Mas as perguntas não ficam por aqui. "Será que a tomada da vacina tem o mesmo efeito ou um efeito superior às outras medidas alternativas que eu posso adotar? E aí é que começa a ser mais duvidoso", diz o jurista.
"Se continuarmos a tomar medidas de distanciamento social, medidas de higiene pessoa e ética respiratória, eventualmente o efeito seria um efeito idêntico ao da vacina, porque, não tenhamos ilusões, a toma da vacina numa fase inicial — e se calhar durante alguns anos —, não vai erradicar a doença. Ela continuará em circulação, vai é diminuir, obviamente, a pressão sobre os hospitais públicos. Mas vamos admitir então que a medida é adequada.
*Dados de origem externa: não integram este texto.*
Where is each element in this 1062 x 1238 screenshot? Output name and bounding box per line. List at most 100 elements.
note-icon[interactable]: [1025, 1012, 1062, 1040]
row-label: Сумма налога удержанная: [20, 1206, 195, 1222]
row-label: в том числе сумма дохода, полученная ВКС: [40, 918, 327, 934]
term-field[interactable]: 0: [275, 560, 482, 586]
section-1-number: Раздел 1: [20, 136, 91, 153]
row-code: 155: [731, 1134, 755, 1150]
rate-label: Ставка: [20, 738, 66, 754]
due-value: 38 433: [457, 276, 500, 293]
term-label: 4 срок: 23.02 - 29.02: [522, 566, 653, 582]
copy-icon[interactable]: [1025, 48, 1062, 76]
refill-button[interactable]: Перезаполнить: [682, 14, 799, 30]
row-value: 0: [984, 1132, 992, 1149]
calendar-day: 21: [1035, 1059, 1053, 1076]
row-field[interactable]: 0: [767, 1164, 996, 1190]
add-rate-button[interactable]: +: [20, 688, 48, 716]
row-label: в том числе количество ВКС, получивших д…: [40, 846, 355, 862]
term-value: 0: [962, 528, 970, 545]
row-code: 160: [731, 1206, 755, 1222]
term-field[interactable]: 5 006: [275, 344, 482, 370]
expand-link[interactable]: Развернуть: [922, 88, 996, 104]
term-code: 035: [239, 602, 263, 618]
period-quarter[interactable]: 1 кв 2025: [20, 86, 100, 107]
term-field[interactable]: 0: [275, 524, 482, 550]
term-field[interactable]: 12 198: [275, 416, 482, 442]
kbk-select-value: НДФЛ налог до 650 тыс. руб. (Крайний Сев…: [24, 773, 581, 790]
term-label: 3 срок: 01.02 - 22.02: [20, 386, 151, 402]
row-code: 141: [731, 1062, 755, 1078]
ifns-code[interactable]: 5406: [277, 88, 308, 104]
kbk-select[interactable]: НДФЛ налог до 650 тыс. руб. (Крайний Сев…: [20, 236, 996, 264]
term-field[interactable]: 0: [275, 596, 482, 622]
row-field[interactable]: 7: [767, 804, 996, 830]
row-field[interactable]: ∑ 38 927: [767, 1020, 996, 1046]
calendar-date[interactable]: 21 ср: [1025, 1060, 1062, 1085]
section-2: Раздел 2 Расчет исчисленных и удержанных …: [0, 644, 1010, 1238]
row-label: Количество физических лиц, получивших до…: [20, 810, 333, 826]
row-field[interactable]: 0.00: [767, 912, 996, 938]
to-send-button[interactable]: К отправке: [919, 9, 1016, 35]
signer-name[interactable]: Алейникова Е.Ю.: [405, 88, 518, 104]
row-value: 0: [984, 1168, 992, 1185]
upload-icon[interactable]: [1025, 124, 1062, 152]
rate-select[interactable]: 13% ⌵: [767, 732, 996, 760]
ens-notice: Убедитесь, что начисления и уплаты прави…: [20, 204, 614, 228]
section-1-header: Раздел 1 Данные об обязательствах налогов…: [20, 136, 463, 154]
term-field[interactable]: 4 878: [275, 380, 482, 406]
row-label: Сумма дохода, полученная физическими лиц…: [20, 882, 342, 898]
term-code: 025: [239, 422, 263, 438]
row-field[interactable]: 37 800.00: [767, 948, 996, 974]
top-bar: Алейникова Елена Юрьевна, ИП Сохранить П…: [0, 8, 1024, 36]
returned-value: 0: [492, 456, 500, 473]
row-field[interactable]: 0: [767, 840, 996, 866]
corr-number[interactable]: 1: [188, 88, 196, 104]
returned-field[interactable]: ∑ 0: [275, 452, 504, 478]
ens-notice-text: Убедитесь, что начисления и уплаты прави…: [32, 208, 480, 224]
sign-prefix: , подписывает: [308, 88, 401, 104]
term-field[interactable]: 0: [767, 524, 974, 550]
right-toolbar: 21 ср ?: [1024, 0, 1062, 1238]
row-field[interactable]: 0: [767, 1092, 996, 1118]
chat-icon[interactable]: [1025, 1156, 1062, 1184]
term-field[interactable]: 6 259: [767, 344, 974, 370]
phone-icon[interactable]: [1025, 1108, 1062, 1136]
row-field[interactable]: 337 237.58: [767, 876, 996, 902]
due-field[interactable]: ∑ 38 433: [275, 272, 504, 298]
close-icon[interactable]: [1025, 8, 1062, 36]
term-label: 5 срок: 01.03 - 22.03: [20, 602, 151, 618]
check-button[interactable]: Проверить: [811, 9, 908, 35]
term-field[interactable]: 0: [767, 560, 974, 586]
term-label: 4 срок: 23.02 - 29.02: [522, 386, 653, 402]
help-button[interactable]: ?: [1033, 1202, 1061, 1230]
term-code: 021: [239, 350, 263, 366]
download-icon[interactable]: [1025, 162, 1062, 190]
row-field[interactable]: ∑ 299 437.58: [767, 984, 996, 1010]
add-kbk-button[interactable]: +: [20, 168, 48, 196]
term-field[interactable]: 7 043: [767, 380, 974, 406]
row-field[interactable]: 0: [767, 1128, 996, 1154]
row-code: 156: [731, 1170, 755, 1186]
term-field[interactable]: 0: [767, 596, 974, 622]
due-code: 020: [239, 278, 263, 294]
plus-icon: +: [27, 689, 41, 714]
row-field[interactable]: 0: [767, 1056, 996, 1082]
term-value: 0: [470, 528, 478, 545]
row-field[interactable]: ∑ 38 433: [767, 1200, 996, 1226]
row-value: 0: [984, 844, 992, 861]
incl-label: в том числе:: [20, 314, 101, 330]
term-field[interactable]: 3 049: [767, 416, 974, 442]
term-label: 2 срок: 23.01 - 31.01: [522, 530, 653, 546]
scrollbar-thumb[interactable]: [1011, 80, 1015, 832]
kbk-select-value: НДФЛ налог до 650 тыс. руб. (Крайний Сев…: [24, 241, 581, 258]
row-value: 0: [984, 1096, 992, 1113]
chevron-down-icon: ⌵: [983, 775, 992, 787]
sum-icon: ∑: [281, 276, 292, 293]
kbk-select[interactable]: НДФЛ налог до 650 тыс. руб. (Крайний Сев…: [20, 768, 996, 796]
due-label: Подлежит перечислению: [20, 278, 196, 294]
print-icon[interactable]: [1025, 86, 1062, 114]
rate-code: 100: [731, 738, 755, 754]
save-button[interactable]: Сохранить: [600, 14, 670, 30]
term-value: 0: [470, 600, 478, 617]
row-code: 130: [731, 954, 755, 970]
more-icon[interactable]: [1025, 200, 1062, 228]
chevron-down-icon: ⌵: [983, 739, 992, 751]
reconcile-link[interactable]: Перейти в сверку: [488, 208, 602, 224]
Eu depois ainda tinha que provar se a medida é a menos restritiva possível e se ela acautela suficientemente os outros direitos em presença; aqui é que eu tenho mais dúvidas", remata.
Em conclusão, o professor refere que "há determinadas categorias profissionais e etárias para as quais talvez não seja inconstitucional a vacinação obrigatória", mas percebe o porquê de isso não ter sido equacionado até ao momento.
"Eu percebo que o governo português e que a Assembleia da República não tenham imposto a vacinação obrigatória porque de facto é difícil justificar uma vacinação obrigatória universal. Para profissionais de saúde talvez seja tolerável, para funcionários de lares de idosos também me parece que talvez seja tolerável. Vacinação de professores que lidam com menores de 18 anos parece-me pouco tolerável, porque a taxa de incidência é tão reduzida que tornar obrigatória não me parece aceitável. Mesmo a vacinação obrigatória de professores e funcionários de universidades e institutos politécnicos também me parece difícil, ainda que apesar de a maioria da população ser jovem haja alunos maiores de 23, com 40, 50 ou 60 anos. Aí teria de se pensar se era preferível impor a vacinação obrigatória ou se se devia garantir o ensino não presencial a alunos com mais de 60 anos, por exemplo. Se calhar, como são poucos, talvez fizesse sentido. Ou seja, a decisão legislativa tem de ser sempre uma decisão ponderada. Temos de tentar afinar a medida para ser o menos lesiva possível", diz.
No fim de contas, "qualquer vacinação obrigatória corresponde sempre a uma limitação de direitos". E contra a covid-19 não seria diferente.